Bybee arrived here fully committed to the church culturally and religiously and has not felt the doubts that many Mormons experience their first year here. She is concerned about the church's idea "that a woman has one role to accept while men get such a range."

Advertisement

In Utah, she says, she found no appealing role model. "My mother expects me to grow up and be the perfect housewife and mother," Bybee snaps. "It is not what I want to do." An English major and the only Mormon at Radcliffe this year, Bybee hopes to go on to graduate school, but she is vague about which one, first she mentions law school, and then she says she's also thinking about graduate or business school. "I'll decide on whims and on who lets me in," she finally admits, muttering under her breath, "Kalamazoo pre-dental school."

Carolyn M. Christensen '74, now a special student at Harvard taking undergraduate courses in the natural sciences, came to Cambridge not from the "mecca" but from New Canaan, a city in New York's Connecticut backyard. She had only limited exposure to the church before she arrived here: Her mother (whose grandmother was the daughter of a second wife of a polygamist) and father (a scientist who believes in super-intelligence and thinks Mormons are vain to see god as a personage) grew up in Utah. When they moved East 25 years ago, they rejected Utah and Mormonism as unwanted remembrances of provincialism past. Liquor is served at home, and Christensen adds, "I learned how to make martinis."
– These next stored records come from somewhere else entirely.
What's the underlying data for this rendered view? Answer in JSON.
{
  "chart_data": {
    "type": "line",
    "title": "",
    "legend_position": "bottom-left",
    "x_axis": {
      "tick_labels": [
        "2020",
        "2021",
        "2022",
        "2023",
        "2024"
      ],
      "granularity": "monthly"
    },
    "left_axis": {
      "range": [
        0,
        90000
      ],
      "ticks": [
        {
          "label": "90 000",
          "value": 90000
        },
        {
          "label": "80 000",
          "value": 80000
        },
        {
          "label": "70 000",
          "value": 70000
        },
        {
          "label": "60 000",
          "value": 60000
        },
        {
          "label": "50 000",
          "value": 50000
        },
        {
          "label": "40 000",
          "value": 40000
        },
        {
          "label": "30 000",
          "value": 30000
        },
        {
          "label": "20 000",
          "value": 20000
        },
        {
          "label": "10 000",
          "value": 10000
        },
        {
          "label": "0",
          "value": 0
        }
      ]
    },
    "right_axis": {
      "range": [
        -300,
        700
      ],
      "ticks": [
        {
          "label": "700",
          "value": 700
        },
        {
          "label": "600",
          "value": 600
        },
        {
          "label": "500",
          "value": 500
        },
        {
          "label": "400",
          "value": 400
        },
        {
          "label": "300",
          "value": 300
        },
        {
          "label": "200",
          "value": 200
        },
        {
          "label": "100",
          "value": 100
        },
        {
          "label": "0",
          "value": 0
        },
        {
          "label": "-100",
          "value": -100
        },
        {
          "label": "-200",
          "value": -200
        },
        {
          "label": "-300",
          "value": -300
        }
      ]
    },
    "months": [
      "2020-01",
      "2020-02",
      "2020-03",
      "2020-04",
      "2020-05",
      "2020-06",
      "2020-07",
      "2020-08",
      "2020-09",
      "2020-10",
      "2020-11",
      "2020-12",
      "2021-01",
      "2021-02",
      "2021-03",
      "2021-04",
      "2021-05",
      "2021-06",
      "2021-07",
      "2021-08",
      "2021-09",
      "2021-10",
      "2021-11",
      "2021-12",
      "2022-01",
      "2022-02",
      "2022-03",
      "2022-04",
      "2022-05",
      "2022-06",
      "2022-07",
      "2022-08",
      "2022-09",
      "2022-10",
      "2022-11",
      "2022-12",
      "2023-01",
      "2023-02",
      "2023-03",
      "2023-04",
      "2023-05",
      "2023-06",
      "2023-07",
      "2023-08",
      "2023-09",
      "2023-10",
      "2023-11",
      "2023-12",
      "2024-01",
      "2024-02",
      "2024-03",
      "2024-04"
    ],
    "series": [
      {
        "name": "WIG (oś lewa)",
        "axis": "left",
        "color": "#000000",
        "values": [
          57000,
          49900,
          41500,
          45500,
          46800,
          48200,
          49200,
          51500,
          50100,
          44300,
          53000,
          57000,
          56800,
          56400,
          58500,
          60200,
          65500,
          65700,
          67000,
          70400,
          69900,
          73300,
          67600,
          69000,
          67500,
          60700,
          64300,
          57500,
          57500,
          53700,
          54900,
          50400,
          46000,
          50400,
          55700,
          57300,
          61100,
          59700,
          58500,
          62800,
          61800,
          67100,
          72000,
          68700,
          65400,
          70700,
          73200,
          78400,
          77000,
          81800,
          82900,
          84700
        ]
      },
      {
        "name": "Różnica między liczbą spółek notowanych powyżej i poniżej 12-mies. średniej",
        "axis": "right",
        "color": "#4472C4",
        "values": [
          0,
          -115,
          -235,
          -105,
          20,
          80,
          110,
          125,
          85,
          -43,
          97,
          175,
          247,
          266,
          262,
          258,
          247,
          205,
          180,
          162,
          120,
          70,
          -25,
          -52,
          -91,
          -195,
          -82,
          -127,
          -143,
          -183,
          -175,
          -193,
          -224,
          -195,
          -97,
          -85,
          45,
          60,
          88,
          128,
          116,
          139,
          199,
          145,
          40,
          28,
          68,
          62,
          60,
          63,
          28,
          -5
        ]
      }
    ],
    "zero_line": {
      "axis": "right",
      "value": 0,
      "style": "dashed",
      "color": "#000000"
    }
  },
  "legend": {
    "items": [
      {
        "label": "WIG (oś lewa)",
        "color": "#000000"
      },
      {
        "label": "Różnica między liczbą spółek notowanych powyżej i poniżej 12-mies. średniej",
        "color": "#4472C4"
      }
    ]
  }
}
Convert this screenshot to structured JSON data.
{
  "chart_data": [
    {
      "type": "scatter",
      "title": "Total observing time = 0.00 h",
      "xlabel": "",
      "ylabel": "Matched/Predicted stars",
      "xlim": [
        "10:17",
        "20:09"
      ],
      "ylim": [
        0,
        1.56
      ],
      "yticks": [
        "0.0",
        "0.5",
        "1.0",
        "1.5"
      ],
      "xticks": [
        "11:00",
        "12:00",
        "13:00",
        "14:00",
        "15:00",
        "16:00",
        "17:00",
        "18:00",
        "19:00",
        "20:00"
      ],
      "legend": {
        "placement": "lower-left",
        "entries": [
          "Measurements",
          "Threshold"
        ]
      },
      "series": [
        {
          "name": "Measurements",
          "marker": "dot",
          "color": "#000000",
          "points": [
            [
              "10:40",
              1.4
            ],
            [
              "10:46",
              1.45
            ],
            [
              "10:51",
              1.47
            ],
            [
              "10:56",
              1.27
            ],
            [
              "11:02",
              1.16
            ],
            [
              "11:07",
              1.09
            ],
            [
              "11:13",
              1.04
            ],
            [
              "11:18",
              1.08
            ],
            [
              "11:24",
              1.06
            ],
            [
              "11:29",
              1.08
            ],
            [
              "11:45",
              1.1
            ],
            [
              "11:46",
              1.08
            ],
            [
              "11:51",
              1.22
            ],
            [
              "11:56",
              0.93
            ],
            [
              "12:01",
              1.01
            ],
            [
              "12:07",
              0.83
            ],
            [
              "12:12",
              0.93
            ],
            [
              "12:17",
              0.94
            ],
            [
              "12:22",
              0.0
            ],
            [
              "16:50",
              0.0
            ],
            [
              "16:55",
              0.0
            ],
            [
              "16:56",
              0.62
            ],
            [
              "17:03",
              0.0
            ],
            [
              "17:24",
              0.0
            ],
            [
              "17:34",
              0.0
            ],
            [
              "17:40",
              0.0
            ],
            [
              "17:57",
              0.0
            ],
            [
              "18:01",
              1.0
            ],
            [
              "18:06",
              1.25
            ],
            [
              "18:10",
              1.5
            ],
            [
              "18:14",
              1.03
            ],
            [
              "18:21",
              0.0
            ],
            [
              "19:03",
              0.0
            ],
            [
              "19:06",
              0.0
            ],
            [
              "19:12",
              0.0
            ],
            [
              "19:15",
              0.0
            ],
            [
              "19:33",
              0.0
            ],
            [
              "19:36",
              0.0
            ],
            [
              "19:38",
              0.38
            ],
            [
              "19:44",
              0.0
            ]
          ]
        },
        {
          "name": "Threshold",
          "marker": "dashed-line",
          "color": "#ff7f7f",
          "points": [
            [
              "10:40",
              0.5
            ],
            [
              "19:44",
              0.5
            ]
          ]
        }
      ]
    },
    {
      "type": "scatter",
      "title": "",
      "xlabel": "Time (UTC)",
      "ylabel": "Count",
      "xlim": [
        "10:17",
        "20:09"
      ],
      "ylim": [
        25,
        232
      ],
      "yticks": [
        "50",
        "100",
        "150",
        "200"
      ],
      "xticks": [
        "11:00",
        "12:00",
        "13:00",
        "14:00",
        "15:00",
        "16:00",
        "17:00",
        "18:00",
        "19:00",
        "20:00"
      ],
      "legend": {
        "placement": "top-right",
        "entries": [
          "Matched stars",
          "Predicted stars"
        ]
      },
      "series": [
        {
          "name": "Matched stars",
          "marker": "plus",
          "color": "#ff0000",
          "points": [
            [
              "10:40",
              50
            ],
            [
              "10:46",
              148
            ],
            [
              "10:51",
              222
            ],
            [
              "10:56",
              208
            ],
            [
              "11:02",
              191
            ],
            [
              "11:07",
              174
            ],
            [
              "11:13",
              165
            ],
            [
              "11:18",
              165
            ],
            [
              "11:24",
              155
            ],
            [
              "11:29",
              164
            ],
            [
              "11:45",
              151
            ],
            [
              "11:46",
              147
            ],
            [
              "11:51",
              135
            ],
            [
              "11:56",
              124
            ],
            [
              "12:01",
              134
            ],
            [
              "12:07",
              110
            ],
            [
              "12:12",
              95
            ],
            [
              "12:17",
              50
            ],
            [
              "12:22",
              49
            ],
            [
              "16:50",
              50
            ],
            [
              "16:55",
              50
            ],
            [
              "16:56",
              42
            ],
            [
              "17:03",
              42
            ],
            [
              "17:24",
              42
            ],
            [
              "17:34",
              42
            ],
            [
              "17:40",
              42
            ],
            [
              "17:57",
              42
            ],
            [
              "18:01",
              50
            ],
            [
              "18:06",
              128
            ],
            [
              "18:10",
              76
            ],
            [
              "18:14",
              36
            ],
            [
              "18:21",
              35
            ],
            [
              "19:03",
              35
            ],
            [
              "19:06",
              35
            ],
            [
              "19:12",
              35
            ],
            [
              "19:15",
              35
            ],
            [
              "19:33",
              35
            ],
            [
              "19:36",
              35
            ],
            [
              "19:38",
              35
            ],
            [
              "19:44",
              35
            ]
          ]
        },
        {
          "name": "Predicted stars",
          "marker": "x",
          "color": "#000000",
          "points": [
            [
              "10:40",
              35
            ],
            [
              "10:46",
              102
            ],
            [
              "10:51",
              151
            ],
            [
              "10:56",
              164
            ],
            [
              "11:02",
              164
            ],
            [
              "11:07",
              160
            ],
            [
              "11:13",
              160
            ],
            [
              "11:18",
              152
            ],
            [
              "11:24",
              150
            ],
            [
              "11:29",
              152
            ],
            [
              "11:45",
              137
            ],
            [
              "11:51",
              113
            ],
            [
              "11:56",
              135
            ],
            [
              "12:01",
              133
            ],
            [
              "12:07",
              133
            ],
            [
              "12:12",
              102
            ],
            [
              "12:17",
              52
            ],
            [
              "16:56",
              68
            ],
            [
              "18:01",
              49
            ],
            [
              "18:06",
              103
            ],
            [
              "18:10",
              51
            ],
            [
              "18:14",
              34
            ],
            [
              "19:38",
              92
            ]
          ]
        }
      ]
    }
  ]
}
Though active in the church around the age of 12, when she was baptized, Christensen remained a half-hearted Mormon until she graduated from Ethel Walker, and all-girls prep school, where school choir practice took her away from Mormon services. When Christensen came here in 1970,she began to read the Book of Mormon and asked a lot of questions at church. "I found the answers more intriguing than the original questions," she remembers. In February and March of her freshman year, Christensen realized she was a believer, although not until late last summer did she take the step of testifying in church that "I know from myself that these things are true."

Tall, dark haired with wide eyes and a broad smile, Christensen says she feels no tension between her career aspirations (to go to public health or medical school and later develop health care clinics in rural areas) and the faithful wife stereotype. "A lot of this is how I was brought up," she says. Treated the same as her brothers and sent to an all-girls prep school, Christensen has never felt discriminated against. But she admits, half-jokingly, "I saw myself as a man coming home to a wife and kids." So while she endorses the virtues of the home ("in this time of revolution, I think the best way to be revolutionary is to be a parent"), Christensen admits that she may not follow that path. "It's up to you to decide if your case is an exception," she says.

Still relatively young, Bybee and Christensen have not yet faced the conflict between becoming a professional woman and a Mormon wife. But Teresa Dewey, who grew up in Idaho and graduated from BYU before moving here after her marriage, feels she pushed to "be a perfect wife, perfect mother, be active in the community, go into higher education, bake bread and make my own clothes." Trying to meet this "super woman complex," as Teresa calls it, "has frustrated her," and Larry confides that she "has been getting a lot of hassle about being a mother and homebody." Teresa, who works part-time at Harvard's Center for Population Studies, also resents "this myth of the Mormon woman that I see propounded around here, that of a domestic wife subservient to her husband." Larry, she adds, is very supportive and often takes care of their daughter Andrea, although it is hard on his studies. After long thought to make sure she is not acting in response to peer pressure, Teresa has applied to a graduate program in education in the area. But she and Larry plan to have more children and eventually move out West.